En substance, le Tribunal a retenu que les deux billets à ordre produits par B______, avalisés par A______, des 5 mai et 6 octobre 2015, constituaient des titres de mainlevée provisoire pour les sommes de USD 1'450'000.- et USD 750'000.-, soit des montants suffisants à couvrir la créance en poursuite de 1'653'885 fr. 77 et que les moyens libératoires dont se prévalait le débiteur n'avaient pas été rendus vraisemblables. Au surplus, ceux-ci, soit le dol, voire l'erreur, requerraient une analyse qui dépassait le cadre limité de l'examen du juge dans une procédure sommaire de mainlevée provisoire, axée sur le caractère exécutoire de la créance invoquée. A______ n'avait pas non plus démontré que B______ aurait renoncé à l'exigence de fourniture d'une garantie personnelle de sa part ni qu'elle se serait remboursée par le biais de la vente du matériel financé.

B. a. Par acte expédié à la Cour de justice le 24 mars 2017, A______ recourt contre ce jugement dont il demande l'annulation et le déboutement de B______ avec suite de frais judiciaires et dépens; subsidiairement, il conclut à l'annulation du jugement entrepris et au renvoi de la cause au Tribunal de première instance pour nouvelle décision au sens des considérants, également avec suite de frais judiciaires et dépens.

b. Dans sa réponse du 20 avril 2017, B______ conclut, avec suite de frais et dépens, au rejet du recours.

c. A______ a répliqué en date du 4 mai 2017. B______ a répondu le 19 mai suivant en remarquant que la réplique ne comportait aucun argument nouveau et en persistant dans ses conclusions.

d. Les parties ont été informées le 22 mai 2017 de ce que la cause était gardée à juger.

C. Les faits pertinents suivants résultent de la procédure de première instance :

a. A______, ressortissant suisse domicilié à Genève, a été l'administrateur unique de C______ depuis son inscription au Registre du commerce de Genève le 9 mars 2001. C______, active dans le commerce international de matières premières et de produits, a été déclarée en faillite par jugement du Tribunal de première instance du 15 septembre 2016 (JTPI/2______), à l'issue d'une poursuite pour effet de change initiée par B______ (cf. infra ad l.).

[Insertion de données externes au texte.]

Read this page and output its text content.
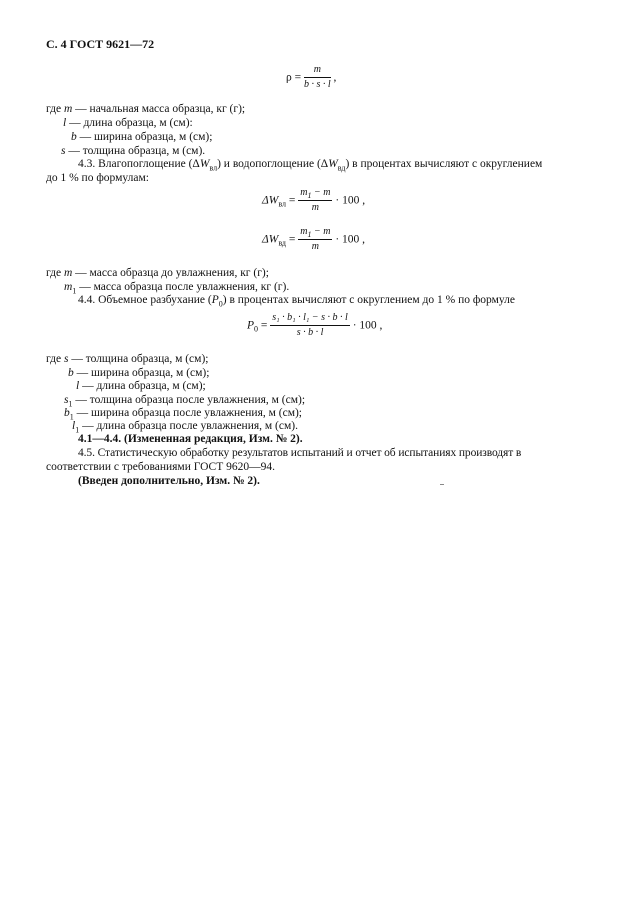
С. 4 ГОСТ 9621—72
$\rho = \frac{m}{b \cdot s \cdot l}$ ,
где m — начальная масса образца, кг (г);
l — длина образца, м (см):
b — ширина образца, м (см);
s — толщина образца, м (см).
4.3. Влагопоглощение $(\Delta W_{вл})$ и водопоглощение $(\Delta W_{вд})$ в процентах вычисляют с округлением
до 1 % по формулам:
$\Delta W_{вл} = \frac{m_1 - m}{m} \cdot 100$ ,
$\Delta W_{вд} = \frac{m_1 - m}{m} \cdot 100$ ,
где m — масса образца до увлажнения, кг (г);
$m_1$ — масса образца после увлажнения, кг (г).
4.4. Объемное разбухание $(P_0)$ в процентах вычисляют с округлением до 1 % по формуле
$P_0 = \frac{\text{s₁ · b₁ · l₁ − s · b · l}}{s \cdot b \cdot l} \cdot 100$ ,
где s — толщина образца, м (см);
b — ширина образца, м (см);
l — длина образца, м (см);
$s_1$ — толщина образца после увлажнения, м (см);
$b_1$ — ширина образца после увлажнения, м (см);
$l_1$ — длина образца после увлажнения, м (см).
4.1—4.4. (Измененная редакция, Изм. № 2).
4.5. Статистическую обработку результатов испытаний и отчет об испытаниях производят в
соответствии с требованиями ГОСТ 9620—94.
(Введен дополнительно, Изм. № 2).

b. Depuis de nombreuses années, B______ finançait les activités de C______ et d'une autre société gérée par A______, D______ .

c. Les comptes de ces sociétés présentaient un important solde débiteur, de l'ordre de USD 1'617'712.- à fin mars 2015, C______ ayant rencontré des difficultés durant l'hiver précédent.

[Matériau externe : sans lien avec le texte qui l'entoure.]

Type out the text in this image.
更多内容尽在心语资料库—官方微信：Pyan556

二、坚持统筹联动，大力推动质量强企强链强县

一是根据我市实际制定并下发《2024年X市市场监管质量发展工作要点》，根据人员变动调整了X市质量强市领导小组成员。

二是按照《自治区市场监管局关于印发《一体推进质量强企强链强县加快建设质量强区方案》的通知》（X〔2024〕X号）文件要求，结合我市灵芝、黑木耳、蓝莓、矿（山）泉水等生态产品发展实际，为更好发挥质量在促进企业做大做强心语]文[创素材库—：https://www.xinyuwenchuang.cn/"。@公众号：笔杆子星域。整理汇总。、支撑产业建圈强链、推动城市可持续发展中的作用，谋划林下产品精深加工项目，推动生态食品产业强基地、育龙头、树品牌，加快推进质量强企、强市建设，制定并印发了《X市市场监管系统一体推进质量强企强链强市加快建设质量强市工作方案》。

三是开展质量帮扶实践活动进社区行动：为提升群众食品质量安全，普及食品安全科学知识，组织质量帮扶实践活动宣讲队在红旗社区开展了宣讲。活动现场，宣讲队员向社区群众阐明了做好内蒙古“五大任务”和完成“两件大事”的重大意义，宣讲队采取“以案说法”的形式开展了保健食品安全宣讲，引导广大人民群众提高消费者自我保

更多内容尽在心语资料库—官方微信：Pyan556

d. A______ et B______ ont engagé des négociations concernant le refinancement de la dette et la mise à disposition de nouvelles liquidités durant ledit hiver. C______ souhaitait obtenir un crédit supplémentaire de USD 800'000.- et B______ acceptait d'entrer en matière à ce sujet pour autant qu'elle obtienne une garantie personnelle de A______ pour l'ensemble de la dette. Selon un courrier du conseil de ce dernier du 24 mars 2015, ses sociétés étaient prêtes à reconnaitre un découvert de USD 1'617'619.-, pour autant que B______ accepte de poursuivre le financement des opérations selon les modalités alors en cours. Il était également précisé dans ce courrier qu'une garantie personnelle était "résolument exclue".

e. Lors des échanges de courriels subséquents et des diverses rencontres entre les parties, A______, sans le concours de son avocat, s'est opposé à produire une garantie personnelle; cependant la banque n'y a jamais renoncé.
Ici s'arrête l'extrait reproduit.